House Democrats including Representatives Tom Suozzi of New York, Mikie Sherrill of New Jersey and Josh Gottheimer of New Jersey have made clear that they will not support the broader spending package without a SALT repeal. Mr. Gottheimer wore a large button emblazoned with the words “no SALT, no dice” to votes on Capitol Hill on Tuesday. Senator Chuck Schumer of New York, the majority leader, has also voiced support for getting rid of the cap.

“We’ve been fighting for this for years,” Mr. Gottheimer said on Tuesday, adding that reinstating the full deduction would amount to giving “tax relief to families that deserve it and who got hosed in 2017.”

Delaying the cap for five years in a 10-year window could effectively allow lawmakers to claim that the proposal would not have an impact on the package’s cost. Yet some Democrats appeared confident that lawmakers would act again in five years to prevent the cap from going back into effect.

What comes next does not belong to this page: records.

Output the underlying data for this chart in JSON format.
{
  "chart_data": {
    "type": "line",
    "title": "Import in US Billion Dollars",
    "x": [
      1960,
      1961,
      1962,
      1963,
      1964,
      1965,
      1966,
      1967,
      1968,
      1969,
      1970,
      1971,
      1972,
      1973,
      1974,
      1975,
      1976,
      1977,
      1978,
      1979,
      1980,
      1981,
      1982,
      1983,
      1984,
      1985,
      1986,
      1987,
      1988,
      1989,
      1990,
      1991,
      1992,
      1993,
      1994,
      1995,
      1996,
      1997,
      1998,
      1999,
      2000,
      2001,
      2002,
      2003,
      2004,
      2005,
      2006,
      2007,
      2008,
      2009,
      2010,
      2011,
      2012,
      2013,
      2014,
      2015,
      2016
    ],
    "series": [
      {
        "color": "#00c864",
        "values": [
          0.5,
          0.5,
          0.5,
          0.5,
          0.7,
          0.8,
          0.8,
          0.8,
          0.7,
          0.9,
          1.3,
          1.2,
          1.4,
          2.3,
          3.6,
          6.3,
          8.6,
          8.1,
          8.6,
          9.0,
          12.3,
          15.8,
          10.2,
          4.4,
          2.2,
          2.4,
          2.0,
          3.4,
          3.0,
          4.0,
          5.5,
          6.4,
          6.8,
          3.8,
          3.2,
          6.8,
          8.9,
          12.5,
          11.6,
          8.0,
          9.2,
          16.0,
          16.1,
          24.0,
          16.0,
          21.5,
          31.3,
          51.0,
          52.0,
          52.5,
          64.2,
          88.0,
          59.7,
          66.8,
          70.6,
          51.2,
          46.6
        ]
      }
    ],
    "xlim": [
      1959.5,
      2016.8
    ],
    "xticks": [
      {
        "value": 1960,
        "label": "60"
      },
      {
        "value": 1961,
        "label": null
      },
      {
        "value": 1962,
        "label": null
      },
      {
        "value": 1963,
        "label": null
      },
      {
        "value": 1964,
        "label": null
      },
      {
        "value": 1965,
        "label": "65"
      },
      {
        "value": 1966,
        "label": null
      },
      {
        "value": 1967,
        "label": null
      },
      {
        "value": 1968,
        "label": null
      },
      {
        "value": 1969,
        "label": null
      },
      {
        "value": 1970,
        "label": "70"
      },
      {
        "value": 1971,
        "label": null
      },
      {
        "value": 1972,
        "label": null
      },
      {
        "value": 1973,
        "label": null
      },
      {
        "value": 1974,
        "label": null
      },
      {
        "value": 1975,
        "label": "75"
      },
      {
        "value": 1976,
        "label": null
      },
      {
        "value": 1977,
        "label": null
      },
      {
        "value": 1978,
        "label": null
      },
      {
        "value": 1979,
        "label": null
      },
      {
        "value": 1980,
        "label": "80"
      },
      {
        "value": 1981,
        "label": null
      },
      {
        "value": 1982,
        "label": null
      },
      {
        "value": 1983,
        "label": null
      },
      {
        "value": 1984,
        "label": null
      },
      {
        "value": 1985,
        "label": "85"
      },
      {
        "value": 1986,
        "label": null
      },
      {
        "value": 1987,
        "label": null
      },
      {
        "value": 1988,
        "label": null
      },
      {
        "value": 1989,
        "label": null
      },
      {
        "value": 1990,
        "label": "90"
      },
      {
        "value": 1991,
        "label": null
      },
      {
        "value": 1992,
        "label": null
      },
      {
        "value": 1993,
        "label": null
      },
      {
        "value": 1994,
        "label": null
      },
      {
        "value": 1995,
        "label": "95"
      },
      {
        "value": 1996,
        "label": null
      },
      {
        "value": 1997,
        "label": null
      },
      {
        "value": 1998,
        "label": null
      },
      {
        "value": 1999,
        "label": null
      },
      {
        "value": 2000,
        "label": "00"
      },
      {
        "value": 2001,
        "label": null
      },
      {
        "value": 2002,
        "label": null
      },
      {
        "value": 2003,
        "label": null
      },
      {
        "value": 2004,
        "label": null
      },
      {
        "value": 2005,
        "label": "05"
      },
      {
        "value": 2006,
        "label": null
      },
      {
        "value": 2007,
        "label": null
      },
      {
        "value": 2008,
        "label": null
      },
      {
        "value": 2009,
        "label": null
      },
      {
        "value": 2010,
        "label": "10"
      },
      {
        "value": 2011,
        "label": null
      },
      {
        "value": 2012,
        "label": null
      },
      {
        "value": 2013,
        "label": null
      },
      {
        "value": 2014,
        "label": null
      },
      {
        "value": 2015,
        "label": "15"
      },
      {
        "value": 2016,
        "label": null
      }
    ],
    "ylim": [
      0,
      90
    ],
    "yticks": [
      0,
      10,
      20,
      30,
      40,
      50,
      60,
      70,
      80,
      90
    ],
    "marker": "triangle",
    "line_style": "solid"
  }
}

“It’ll be pretty clear when they get tax relief, it’s going to be hard to take that back,” Mr. Gottheimer said, referring to families in his district.

The SALT limit resulted in tax increases for wealthier Americans beginning in 2018, particularly higher earners from high-tax states, and helped Democrats capture some House seats that Republicans previously held in New Jersey, California and elsewhere.

The deduction is largely used by wealthy homeowners who itemize their deductions and live in states and cities with high taxes, which tend to be led by Democrats. Democrats accused Republicans of using the cap to pay for other tax cuts for the rich and to penalize liberal states.

“My guess is the majority of Americans with a net worth of $50 to $300 million would get a tax cut under the Build Back Better plan with a full repeal of SALT,” Jason Furman, an economist at Harvard who was the chairman of the White House Council of Economic Advisers under President Barack Obama, said on Twitter on Tuesday. “The bill would do more for the super-rich than it does for climate change, childcare or preschool. That’s obscene.”

But several lawmakers in the New York and New Jersey delegations have warned that their votes for the domestic policy package hinged on the inclusion of the provision, and Democrats have haggled for months over a possible solution.

“We’re still going at it over it,” said Representative Richard E. Neal of Massachusetts, the Democratic chairman of the Ways and Means Committee, who joked on Tuesday that he had earned “a Ph.D. in the SALT deduction because it’s been argued from every perspective I can think of.”

The Committee for a Responsible Federal Budget described the repeal of the SALT cap as a “regressive” tax cut, estimating that it would cost $90 billion a year in lost government revenue. The wealthiest would make out the best, with a SALT cap repeal distributing more than $300,000 per household in the top 0.1 percent of earners and only $40 for a middle-income family over the first two years.

“With the SALT cap repealed and current tax rates retained, in fact, the reconciliation package might actually offer a net tax cut for most high-income households,” the group said.

The right-leaning Tax Foundation estimated that repealing the cap would increase after-tax income of the top 1 percent of earners by 2.8 percent, while the bottom 80 percent would get minimal benefit.

Republicans seized on the agreement on Tuesday, accusing Democrats of hypocrisy for backing an “anti-progressive” handout.